After you are released from custody, you will be given a pink temporary license and instructed to call the DMV within ten days to have your license reinstated. This can be very confusing for a person that is not familiar with how the process works and is in shock, so it is a good idea to get an attorney involved as soon as possible.
If you are a first-time offender, then you can expect to be charged with a misdemeanor DUI. This is the most common charge for a DUI and carries a minimum fine of $1,000 and up to $2,500 in fines, as well as a license revocation for up to one year.
You will also likely have to attend a probation and/or alcohol education class as part of your sentence. These classes will teach you how to control your behavior and change your habits so that you don’t drink and drive again.
It is best to hire an experienced DUI lawyer as early as possible after you have been arrested and before your arraignment date. Your lawyer will know how to best defend you in court and can help decrease or avoid penalties that may be imposed on you by the prosecutor.
Most states have strict laws regarding driving while intoxicated. These include laws governing the types of signs that indicate intoxication and how an officer can pull you over. Some of these signs are weaving, swerving, running red lights, not following the traffic laws, and other driving behaviors that are considered indicators of intoxication.
The police are on the lookout for these kinds of driving offenses, and they will often make a traffic stop to investigate the situation. They will then ask you to exit your vehicle and administer a number of field sobriety tests to determine if you are intoxicated.

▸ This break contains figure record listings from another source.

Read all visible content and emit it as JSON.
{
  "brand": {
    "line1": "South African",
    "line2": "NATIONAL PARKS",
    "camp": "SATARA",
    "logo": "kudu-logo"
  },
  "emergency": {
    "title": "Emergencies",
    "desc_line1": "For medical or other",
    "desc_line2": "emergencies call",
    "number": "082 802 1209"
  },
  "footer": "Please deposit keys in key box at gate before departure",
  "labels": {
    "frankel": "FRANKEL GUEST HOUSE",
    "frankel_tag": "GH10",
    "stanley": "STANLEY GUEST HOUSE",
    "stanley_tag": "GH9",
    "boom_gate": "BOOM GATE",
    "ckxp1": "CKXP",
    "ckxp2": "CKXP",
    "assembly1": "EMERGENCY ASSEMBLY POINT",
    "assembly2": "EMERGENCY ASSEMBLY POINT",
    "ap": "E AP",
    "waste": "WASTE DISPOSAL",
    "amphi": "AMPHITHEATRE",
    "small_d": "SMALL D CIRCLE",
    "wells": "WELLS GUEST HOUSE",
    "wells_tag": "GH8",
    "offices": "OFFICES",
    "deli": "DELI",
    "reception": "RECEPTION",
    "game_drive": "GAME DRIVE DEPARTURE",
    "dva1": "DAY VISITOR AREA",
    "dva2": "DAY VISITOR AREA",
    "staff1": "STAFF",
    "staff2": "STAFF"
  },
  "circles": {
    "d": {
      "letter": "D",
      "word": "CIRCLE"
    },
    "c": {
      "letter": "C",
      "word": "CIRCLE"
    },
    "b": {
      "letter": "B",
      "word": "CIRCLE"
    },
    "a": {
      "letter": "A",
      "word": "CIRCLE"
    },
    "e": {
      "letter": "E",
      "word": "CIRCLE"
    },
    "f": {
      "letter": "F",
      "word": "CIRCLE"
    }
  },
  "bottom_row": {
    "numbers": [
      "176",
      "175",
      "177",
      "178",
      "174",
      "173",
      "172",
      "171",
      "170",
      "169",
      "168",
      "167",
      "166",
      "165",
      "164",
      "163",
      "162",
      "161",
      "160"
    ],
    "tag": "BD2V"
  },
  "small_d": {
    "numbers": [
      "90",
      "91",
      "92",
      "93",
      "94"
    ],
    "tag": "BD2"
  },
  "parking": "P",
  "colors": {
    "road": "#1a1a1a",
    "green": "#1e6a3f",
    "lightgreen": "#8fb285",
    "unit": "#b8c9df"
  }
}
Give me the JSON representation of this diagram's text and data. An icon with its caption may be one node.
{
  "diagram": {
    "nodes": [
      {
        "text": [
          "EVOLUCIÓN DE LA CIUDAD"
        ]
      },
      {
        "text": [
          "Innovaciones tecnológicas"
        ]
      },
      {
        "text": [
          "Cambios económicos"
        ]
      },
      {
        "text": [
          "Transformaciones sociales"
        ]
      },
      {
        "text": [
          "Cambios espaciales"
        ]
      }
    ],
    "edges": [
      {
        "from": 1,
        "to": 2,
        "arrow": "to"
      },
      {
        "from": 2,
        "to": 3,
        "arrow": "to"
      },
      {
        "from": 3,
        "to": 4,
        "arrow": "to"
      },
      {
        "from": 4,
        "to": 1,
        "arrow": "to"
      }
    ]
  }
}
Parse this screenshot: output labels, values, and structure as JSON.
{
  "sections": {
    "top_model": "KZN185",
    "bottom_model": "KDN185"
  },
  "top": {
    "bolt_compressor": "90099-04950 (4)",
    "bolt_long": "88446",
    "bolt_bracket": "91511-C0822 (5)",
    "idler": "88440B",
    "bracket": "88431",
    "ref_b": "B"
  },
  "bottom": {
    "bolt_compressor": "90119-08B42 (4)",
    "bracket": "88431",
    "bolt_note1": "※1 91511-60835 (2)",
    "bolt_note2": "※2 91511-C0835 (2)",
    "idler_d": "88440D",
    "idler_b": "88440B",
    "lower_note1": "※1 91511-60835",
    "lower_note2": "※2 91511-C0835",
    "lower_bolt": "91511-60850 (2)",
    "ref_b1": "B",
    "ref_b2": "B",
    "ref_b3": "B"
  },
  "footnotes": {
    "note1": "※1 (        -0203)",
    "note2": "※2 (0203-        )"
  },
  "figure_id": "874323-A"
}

They will then have you take a blood test to measure your blood alcohol content (BAC). If your BAC is higher than the legal limit, you are going to be charged with a DUI.
You will also be required to submit to a roadside test, which involves a breathalyzer, eye exam, and field sobriety tests. Depending on the circumstances of your arrest, these can take up to an hour.
If you fail the field sobriety test, you are then arrested and brought to the police station. This usually takes a couple of hours, but can take longer if the court is busy or if there is a lot of waiting around.